Страница 21 из 23
– Извини, – сказала она. – Просто я не люблю мех.
– Да?
– Когда сдирают шкуру… Я видела.
– Ага.
– И мне не нравилось.
Тогда бабушка впервые рассказала ему про семейную кожевенную фабрику в Лилле. На школьном английском, почти без эмоций, она описала ужасы своих ранних лет: кровь, вонь гниющего мяса и мочи от дубильных чанов, крики лошадей на живодерне, похожие на детские. Она обрисовала процесс сдирания шкуры в терминах красок. Серебристый нож. Алая кровь. Синие пленки. Желтый жир. Белая кость.
Дед держал шубу на весу. Мех поблескивал в лунной полутьме и как будто даже шевелился.
– Жарко. Из внутри-и, – сказала бабушка.
– Да? – Дед не понимал, о чем она говорит, но ему сразу сделалось проще, привычнее: она вновь стала девушкой с «Вечера в Монте-Карло», сообщившей, что его голова хорошо будет смотреться на заборе.
– Из многих внутрий. Миссис Ваксман сказала, нужно пятнадцать-двадцать внутрий.
Дед ничего не мог с собой поделать.

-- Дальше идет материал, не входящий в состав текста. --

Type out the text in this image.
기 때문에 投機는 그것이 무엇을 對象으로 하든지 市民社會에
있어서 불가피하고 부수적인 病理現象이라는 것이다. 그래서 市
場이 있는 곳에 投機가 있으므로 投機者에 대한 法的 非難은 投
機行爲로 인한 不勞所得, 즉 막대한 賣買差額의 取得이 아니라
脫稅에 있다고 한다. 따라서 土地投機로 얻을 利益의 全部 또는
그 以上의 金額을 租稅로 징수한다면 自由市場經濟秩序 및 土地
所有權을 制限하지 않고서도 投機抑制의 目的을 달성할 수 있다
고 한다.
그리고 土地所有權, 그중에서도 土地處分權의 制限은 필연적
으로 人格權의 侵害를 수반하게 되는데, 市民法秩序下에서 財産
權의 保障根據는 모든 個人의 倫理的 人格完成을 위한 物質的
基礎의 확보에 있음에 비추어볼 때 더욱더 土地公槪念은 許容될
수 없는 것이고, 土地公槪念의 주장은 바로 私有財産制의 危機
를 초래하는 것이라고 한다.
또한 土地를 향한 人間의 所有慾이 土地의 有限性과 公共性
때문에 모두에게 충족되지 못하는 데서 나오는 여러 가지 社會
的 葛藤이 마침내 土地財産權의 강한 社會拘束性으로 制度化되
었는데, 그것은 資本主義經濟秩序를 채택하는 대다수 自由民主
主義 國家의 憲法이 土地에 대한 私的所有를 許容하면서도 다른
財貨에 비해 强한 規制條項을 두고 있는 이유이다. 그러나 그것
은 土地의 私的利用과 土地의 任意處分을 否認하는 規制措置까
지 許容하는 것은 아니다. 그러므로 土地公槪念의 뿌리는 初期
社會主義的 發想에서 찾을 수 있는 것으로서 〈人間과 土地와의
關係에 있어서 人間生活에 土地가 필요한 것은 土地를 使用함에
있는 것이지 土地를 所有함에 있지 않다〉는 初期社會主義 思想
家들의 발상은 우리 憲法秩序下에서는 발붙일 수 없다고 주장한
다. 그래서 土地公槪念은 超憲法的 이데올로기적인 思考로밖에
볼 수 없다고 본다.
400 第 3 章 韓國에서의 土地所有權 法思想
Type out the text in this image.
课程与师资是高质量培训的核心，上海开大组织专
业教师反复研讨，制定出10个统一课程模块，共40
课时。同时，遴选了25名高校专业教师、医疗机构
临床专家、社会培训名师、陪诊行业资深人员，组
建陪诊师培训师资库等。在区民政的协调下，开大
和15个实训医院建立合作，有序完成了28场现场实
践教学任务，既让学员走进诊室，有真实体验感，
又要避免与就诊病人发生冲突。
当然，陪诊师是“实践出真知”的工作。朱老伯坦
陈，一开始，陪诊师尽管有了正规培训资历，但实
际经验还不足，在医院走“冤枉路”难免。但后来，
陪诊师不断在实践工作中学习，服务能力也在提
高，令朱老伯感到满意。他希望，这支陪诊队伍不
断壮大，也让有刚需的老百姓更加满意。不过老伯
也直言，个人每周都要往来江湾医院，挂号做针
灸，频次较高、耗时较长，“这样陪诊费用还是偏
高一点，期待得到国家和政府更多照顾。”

Он рассмеялся:
– Нутрий.
– Ты знаешь внутрию?
– Я уверен, она была сегодня в супе.
Бабушка свела брови – густые и выгнутые, как у Дженнифер Джонс{46}. Деду нравились ее брови, особенно когда она хмурилась.
– Ты меня дразнишь, – догадалась она.
– Извини.
– Нет, дразнить меня не плохо.
– Правда?
– Когда ты. Мне нравится, как ты дразнишь.
Дед почувствовал, что заливается краской. Веранду освещали только Луна и лампа в дальнем углу гостиной. Дед не знал, видит ли бабушка, как он покраснел.
– Мне нравишься ты, – сказал он.
– Ты мне тоже, – быстро ответила она и так же быстро добавила: – У меня есть дочка, знаешь?
– Ага, – ответил дед, застигнутый врасплох. Значит, двое. Спасать двоих. Essayons. – Сколько лет?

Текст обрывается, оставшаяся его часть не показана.